Espagne : “On se dirige vers une économie de
guerre”
Grève générale ce
29 mars, récession, déficit plus important que prévu…Malgré les réformes et les
coupes budgétaires massives, l’Espagne peine à sortir de la crise et provoque
un regain d’inquiétude au sein de la zone euro.
Cent jours après son
investiture en tant que président du gouvernement [à l’issue d’élections
législatives remportées à une très large majorité], Mariano Rajoy peut se
targuer de trois grandes réformes économiques : le travail, la finance et
la stabilité budgétaire.
Elles vont toutes dans le
même sens : satisfaire les exigences de Bruxelles et rassurer les marchés.

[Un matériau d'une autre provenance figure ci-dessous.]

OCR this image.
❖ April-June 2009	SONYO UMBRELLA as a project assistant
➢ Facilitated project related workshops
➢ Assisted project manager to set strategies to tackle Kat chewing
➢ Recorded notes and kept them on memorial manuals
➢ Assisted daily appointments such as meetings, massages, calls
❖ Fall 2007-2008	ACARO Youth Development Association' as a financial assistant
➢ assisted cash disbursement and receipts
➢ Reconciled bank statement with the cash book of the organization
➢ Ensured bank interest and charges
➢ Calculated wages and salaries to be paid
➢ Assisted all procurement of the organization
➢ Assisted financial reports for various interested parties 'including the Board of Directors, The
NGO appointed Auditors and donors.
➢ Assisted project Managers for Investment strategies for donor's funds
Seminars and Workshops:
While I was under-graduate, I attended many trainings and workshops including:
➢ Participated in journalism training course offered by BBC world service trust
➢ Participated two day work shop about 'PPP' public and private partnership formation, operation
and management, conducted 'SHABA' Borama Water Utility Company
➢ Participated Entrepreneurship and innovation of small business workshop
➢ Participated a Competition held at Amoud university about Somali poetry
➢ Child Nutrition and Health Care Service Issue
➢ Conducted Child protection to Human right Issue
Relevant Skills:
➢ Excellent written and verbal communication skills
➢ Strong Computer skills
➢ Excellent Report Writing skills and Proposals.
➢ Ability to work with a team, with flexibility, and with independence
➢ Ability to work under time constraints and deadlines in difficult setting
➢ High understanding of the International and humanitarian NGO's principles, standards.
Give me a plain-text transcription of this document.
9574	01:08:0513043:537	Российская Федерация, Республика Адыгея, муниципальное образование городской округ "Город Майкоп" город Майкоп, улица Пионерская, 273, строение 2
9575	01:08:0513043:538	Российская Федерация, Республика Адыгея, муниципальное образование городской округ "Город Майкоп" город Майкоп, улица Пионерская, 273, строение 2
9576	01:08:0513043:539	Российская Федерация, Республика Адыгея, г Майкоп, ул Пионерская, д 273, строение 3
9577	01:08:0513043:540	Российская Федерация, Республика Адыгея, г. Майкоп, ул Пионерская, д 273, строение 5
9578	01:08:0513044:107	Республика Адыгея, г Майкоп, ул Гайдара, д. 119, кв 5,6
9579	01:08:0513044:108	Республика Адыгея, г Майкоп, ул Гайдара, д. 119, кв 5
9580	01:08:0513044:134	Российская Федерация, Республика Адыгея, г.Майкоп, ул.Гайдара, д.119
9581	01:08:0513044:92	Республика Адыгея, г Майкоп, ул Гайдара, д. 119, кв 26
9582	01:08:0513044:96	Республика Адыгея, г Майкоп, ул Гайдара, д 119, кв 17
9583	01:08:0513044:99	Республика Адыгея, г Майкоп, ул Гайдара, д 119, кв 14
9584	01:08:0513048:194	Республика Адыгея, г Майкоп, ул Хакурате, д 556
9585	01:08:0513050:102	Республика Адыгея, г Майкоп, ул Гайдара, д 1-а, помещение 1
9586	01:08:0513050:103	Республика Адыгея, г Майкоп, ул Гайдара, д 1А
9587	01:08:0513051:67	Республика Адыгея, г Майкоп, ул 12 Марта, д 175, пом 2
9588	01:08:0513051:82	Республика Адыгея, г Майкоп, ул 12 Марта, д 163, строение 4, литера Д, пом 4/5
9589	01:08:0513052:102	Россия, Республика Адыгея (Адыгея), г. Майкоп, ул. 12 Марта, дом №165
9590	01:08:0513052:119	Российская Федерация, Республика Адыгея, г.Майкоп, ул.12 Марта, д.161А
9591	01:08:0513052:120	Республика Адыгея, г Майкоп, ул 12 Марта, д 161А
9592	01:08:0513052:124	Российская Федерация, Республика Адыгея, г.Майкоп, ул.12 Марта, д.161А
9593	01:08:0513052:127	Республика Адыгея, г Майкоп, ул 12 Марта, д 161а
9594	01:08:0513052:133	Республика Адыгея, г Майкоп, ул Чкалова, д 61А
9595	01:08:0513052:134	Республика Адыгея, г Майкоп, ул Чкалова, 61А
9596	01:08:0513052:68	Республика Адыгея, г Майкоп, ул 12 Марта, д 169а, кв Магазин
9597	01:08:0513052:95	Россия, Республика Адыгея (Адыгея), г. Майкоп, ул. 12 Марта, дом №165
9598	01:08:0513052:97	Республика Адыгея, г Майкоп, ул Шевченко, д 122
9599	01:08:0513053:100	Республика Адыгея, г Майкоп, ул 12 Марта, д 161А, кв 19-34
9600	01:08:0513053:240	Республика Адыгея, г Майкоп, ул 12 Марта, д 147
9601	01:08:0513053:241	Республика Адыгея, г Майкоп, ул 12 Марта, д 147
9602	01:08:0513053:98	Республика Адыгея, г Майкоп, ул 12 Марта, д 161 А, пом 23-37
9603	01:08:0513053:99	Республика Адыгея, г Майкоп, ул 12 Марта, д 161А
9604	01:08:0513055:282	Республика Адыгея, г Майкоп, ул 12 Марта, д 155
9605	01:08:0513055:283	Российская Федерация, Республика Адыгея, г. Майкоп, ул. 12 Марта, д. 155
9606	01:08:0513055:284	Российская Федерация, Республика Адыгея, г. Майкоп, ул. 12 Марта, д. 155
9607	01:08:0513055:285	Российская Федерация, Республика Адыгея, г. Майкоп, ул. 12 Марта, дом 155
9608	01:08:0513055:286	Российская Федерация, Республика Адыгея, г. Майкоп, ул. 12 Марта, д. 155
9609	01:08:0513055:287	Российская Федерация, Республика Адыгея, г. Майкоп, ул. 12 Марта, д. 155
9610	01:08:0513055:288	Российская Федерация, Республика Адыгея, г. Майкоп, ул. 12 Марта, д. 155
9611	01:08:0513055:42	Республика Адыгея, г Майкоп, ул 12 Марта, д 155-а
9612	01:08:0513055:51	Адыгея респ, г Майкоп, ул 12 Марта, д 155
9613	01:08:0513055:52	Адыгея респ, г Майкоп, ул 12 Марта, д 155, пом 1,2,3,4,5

On peut penser ce qu’on voudra de cette politique, mais on ne peut pas accuser
d’inaction le gouvernement PP [Parti populaire, conservateur].
Toutefois, jusqu’à
présent, les résultats obtenus ne sont pas ceux escomptés. L’UE reste sceptique
et l’Espagne coiffe l’Italie au poteau : elle devient la lanterne rouge
des investisseurs de la zone euro, sa prime de risque atteignant des sommets.
En outre, au cours des
derniers jours, l’économie espagnole a été très vivement critiquée par les
principaux titres de la presse économique mondiale, par plusieurs rapports de
banques d’affaires, et, comble du paradoxe, par le Premier ministre italien,
Mario Monti.
“L’Espagne donne à
toute l’Europe des sujets de grande préoccupation”, a-t-il déclaré. En montrant l’Espagne du doigt,
Monti cherchait sans doute à éviter que les marchés ne s’intéressent de trop
près aux difficultés de l’Italie et à la fragilité politique de ses réformes.
Ce type de politique du chacun pour soi et qui consiste à nuire à son voisin
n’était pas rare pendant la Grande Dépression.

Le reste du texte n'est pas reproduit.